Limitations and Suggestions for Future Research
In our study we demonstrate empirically that age adversely impacts simulation performance and that global and reflective learning styles enable simulation performance. We also show that the presence of reflective learning styles moderates the effect of age on simulation performance (i.e. older participants benefit more from adopting reflective learning styles). While these are important findings, our study does suffer from multiple limitations. We have used performance in the simulation as the end goal. However, our goal should be long term learning from the simulation and performance, is at best, a very noisy measure. Incorporation of a one-year post metric of effectiveness may yield a more complete picture.

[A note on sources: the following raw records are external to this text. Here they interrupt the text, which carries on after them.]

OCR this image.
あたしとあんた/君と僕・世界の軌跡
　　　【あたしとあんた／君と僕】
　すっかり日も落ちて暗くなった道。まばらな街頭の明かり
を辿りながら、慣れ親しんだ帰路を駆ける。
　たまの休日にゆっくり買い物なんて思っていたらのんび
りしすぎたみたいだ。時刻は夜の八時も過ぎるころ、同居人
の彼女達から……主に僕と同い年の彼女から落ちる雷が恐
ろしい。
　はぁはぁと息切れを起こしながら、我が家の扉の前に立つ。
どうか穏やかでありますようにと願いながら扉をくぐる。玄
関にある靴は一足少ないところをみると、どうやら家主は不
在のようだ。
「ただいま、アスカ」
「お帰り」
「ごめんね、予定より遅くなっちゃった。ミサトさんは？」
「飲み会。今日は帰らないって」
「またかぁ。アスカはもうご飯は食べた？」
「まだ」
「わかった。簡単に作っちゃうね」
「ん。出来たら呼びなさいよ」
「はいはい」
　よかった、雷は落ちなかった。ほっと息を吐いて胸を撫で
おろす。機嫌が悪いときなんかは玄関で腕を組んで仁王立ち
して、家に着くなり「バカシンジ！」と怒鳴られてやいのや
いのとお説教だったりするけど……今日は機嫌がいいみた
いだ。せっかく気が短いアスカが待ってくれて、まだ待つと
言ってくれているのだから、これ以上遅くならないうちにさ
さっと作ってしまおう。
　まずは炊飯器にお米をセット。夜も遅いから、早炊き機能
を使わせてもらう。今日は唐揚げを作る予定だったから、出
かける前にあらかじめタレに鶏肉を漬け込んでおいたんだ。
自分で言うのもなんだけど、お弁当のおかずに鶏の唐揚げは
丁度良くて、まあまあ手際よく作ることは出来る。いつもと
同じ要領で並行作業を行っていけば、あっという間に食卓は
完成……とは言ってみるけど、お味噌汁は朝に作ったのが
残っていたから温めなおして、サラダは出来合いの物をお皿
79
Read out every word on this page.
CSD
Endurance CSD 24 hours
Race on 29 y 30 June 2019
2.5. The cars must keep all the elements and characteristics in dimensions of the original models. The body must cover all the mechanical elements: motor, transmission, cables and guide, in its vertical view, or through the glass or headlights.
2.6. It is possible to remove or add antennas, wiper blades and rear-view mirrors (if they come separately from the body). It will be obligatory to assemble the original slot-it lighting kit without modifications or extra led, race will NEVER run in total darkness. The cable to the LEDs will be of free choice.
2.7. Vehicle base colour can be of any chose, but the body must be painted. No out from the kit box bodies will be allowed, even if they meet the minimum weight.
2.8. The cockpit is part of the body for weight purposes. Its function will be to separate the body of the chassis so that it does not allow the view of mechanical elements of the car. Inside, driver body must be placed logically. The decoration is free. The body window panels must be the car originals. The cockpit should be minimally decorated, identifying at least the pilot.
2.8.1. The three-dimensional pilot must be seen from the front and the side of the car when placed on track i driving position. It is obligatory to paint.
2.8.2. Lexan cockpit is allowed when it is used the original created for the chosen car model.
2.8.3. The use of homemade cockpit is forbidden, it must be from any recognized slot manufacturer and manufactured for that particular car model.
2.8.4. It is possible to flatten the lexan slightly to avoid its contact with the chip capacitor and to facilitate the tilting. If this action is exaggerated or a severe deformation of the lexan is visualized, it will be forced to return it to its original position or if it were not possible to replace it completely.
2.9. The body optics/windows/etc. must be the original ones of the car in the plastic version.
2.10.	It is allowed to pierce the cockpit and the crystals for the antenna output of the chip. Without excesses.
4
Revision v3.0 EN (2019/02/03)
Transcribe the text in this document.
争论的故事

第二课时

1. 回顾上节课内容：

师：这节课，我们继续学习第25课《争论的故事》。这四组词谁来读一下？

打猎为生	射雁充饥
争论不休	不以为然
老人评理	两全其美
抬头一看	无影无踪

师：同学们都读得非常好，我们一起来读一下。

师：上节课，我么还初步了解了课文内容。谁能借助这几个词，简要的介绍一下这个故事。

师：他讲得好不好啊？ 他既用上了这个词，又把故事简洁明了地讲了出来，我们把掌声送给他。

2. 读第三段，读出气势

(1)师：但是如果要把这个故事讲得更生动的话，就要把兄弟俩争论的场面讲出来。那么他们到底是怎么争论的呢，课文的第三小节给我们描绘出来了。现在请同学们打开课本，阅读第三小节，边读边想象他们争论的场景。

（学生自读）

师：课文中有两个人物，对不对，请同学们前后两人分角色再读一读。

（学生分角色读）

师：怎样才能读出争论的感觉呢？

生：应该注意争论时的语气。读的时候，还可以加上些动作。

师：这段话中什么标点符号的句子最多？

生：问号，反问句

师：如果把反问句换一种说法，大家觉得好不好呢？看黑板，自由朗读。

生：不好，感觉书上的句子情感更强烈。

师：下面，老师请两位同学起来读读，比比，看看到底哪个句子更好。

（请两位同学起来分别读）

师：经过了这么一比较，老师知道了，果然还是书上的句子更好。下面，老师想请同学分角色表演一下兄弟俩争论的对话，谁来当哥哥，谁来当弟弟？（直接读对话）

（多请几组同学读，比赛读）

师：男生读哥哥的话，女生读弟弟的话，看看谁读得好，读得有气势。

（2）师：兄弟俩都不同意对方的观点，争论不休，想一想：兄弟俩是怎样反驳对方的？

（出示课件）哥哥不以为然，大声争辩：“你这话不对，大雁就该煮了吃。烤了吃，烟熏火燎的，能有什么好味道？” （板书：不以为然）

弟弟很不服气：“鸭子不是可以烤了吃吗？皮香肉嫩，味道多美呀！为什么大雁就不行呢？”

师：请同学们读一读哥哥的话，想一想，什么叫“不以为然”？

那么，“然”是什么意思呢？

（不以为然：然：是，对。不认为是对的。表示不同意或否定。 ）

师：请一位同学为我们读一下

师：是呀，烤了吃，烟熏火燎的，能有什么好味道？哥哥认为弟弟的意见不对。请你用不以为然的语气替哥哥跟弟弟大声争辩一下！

We do not have enough qualitative insight into the way specific learning styles impact performance and believe that more research is needed to understand the impact of reflective and global learning styles on performance in business simulations. We also suggest that it would be interesting to see whether these trends continued if the simulations chosen were more functional and less integrative. Further, reflective learners tend to stay away from team based work. It would be interesting to extend this study to team and individual based work and explore whether the role of active learning differed. Given that the data on impact of learning styles on learning outcomes is mixed, it would be interesting to explore whether these findings were robust to alternative measurement instruments and conduct a well-designed experiment based on the implications of the current study with a test and a control group.
Another interesting area could relate to the introduction of both process and outcome metrics and the right way to incentivise participant’s behaviour. We believe that these directions can offer significant promise for future researchers to shed more light on the fast growing world of business simulations. We hope that future researchers will build on some of these exciting possibilities in the years to come.
Footnotes
Declaration of Conflicting Interests
The author(s) declared no potential conflicts of interest with respect to the research, authorship, and/or publication of this article.
Funding
The author(s) received no financial support for the research, authorship, and/or publication of this article.
Authors’ Note
This research was approved by our institution’s Institutional Review Board.